CJUE22 juin 2021CJUE, grande chambre, 22 juin 2021, Latvijas Republikas Saeima, C-439/19, points 54-94(source)
1) Notion – Donnée relative aux infractions de nature pénale – Notion autonome du droit de l'Union européenne – 2) Données relatives à des points de pénalité infligés à la suite d'un manquement à la réglementation routière – Inclusion
1) Afin de déterminer si l'accès aux données à caractère personnel relatives aux infractions routières, telles que les points de pénalité imposés aux conducteurs de véhicules qui ont commis une infraction routière et auxquels une sanction, pécuniaire ou autre, a été infligée, constitue un traitement de données à caractère personnel relatives à des « infractions », qui jouissent d'une protection accrue, la Cour juge que cette notion renvoie exclusivement aux infractions pénales. Toutefois, le fait que, dans le système juridique d'un État membre, les infractions routières soient qualifiées d'administratives n'est pas déterminant pour apprécier si ces infractions relèvent de la notion d'« infraction pénale » dans la mesure où il s'agit d'une notion autonome du droit de l'Union qui requiert, dans toute l'Union, une interprétation autonome et uniforme.
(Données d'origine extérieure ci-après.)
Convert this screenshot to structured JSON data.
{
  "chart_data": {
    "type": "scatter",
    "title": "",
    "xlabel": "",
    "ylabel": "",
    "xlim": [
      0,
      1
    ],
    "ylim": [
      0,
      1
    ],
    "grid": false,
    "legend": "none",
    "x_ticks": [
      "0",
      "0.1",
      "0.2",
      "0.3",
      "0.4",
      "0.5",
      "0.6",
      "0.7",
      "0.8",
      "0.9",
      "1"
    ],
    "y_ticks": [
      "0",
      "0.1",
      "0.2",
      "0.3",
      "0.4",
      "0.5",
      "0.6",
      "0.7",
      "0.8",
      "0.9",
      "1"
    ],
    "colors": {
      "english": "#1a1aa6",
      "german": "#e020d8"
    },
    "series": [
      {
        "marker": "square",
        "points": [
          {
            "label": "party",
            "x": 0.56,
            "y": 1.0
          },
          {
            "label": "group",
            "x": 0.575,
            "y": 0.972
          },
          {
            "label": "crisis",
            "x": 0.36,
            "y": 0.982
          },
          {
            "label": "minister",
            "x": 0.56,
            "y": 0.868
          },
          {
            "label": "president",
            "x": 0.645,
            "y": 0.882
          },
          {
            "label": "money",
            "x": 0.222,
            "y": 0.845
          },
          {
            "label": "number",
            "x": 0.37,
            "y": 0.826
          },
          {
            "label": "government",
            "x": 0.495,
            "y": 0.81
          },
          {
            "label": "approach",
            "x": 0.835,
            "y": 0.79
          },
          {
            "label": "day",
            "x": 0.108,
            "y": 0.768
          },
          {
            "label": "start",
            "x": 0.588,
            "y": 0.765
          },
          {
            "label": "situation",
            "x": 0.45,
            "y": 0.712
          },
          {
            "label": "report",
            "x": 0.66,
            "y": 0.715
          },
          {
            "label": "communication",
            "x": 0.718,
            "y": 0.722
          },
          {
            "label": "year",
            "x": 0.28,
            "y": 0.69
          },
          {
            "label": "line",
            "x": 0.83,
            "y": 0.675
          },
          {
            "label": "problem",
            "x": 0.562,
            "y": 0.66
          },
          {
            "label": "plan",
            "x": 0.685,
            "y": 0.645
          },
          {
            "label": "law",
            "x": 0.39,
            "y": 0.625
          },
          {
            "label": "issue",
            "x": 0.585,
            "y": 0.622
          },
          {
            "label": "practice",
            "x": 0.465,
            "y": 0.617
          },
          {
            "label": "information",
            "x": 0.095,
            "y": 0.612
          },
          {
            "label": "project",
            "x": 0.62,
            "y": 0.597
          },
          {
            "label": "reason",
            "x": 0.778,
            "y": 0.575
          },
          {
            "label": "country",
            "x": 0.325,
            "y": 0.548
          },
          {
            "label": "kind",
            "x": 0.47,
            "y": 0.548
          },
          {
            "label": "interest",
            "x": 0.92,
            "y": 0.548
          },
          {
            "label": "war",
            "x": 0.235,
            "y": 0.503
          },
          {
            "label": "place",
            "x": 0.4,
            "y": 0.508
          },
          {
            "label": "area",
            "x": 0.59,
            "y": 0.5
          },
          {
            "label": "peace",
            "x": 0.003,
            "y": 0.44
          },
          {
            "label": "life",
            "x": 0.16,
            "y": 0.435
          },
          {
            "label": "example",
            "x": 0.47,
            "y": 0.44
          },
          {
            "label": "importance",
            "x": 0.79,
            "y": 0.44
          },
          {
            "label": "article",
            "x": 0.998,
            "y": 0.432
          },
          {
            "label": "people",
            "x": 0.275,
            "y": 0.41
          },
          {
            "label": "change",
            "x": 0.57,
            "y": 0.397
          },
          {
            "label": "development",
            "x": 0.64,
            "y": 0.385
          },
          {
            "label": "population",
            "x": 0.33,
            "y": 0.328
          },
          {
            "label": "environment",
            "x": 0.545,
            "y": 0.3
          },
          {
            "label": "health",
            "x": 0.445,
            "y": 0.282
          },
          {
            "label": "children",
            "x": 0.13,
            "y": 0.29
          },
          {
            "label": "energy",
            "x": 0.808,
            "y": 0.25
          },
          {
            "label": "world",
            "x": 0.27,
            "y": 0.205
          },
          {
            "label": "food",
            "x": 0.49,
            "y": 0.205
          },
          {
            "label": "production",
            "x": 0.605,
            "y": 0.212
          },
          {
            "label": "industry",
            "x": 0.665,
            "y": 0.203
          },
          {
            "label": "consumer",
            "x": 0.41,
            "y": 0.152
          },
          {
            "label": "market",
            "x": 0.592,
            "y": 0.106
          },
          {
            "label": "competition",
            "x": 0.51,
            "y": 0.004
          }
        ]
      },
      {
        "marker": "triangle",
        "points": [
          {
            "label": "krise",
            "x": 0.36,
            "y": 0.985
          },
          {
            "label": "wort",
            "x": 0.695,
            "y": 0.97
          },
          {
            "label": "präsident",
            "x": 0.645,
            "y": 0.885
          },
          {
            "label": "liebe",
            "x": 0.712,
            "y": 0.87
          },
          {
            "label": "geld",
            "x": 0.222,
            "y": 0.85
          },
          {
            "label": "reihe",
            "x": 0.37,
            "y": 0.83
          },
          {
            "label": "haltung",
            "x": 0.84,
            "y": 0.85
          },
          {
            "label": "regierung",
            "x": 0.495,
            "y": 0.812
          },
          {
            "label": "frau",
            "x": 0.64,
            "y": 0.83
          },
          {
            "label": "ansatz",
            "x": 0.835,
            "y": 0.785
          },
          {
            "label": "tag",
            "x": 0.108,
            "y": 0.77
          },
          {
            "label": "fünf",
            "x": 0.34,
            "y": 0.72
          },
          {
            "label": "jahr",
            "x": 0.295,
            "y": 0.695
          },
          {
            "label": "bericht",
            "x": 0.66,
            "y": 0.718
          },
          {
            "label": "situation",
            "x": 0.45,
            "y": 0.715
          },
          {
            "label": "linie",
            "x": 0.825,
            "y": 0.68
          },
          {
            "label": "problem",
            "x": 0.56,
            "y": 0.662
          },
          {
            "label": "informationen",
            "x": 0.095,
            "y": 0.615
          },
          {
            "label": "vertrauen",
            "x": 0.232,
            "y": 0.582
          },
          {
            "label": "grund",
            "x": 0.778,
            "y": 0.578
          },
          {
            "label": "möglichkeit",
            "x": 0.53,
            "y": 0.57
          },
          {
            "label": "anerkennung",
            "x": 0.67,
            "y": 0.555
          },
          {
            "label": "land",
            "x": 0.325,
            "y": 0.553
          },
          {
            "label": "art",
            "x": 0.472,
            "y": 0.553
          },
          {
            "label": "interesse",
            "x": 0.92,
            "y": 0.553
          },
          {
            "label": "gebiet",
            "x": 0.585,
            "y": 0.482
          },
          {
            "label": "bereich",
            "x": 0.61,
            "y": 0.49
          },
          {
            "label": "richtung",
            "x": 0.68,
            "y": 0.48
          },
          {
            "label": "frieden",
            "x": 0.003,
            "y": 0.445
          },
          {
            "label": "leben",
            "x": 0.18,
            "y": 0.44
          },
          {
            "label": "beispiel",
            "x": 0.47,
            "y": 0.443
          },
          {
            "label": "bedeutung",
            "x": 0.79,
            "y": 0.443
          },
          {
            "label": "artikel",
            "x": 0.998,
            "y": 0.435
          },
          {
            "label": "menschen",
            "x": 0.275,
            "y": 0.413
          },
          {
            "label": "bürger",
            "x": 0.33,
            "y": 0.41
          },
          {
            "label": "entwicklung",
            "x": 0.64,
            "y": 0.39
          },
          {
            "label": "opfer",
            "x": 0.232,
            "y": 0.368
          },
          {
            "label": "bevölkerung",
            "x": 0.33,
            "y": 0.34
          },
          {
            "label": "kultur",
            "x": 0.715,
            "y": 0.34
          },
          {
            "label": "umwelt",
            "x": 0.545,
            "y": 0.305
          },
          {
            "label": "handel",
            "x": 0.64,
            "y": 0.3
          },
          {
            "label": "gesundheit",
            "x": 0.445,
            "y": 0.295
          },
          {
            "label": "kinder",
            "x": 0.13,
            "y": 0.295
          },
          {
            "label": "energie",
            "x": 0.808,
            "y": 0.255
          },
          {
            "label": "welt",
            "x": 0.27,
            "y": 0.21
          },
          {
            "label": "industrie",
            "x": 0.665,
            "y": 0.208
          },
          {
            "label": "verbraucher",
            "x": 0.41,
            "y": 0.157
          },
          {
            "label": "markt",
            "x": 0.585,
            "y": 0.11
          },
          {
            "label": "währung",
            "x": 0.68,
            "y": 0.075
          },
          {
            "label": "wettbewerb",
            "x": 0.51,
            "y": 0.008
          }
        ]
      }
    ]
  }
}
2) Ainsi, après avoir rappelé les trois critères pertinents pour apprécier le caractère pénal d'une infraction, à savoir la qualification juridique de l'infraction en droit interne, la nature de l'infraction et le degré de sévérité de la sanction encourue, la Cour juge que les infractions routières en cause relèvent de la notion d'« infraction » au sens du RGPD. S'agissant des deux premiers critères, la Cour constate que, même si les infractions ne sont pas qualifiées de « pénales » en droit national, un tel caractère peut découler de la nature de l'infraction, et notamment de la finalité répressive poursuivie par la sanction que l'infraction est susceptible d'entraîner. Or, en l'espèce, l'attribution de points de pénalité pour des infractions routières, tout comme les autres sanctions que leur commission peut entraîner, poursuivent, entre autres, une telle finalité répressive. Quant au troisième critère, la Cour observe que seules des infractions routières d'une certaine gravité comportent l'imposition de points de pénalité, et que, partant, celles-ci sont susceptibles d'entraîner des sanctions d'une certaine sévérité. De plus, l'imposition de tels points se rajoute généralement à la sanction infligée, et la cumulation de ces points entraîne des conséquences juridiques pouvant même aller jusqu'à l'interdiction de conduire.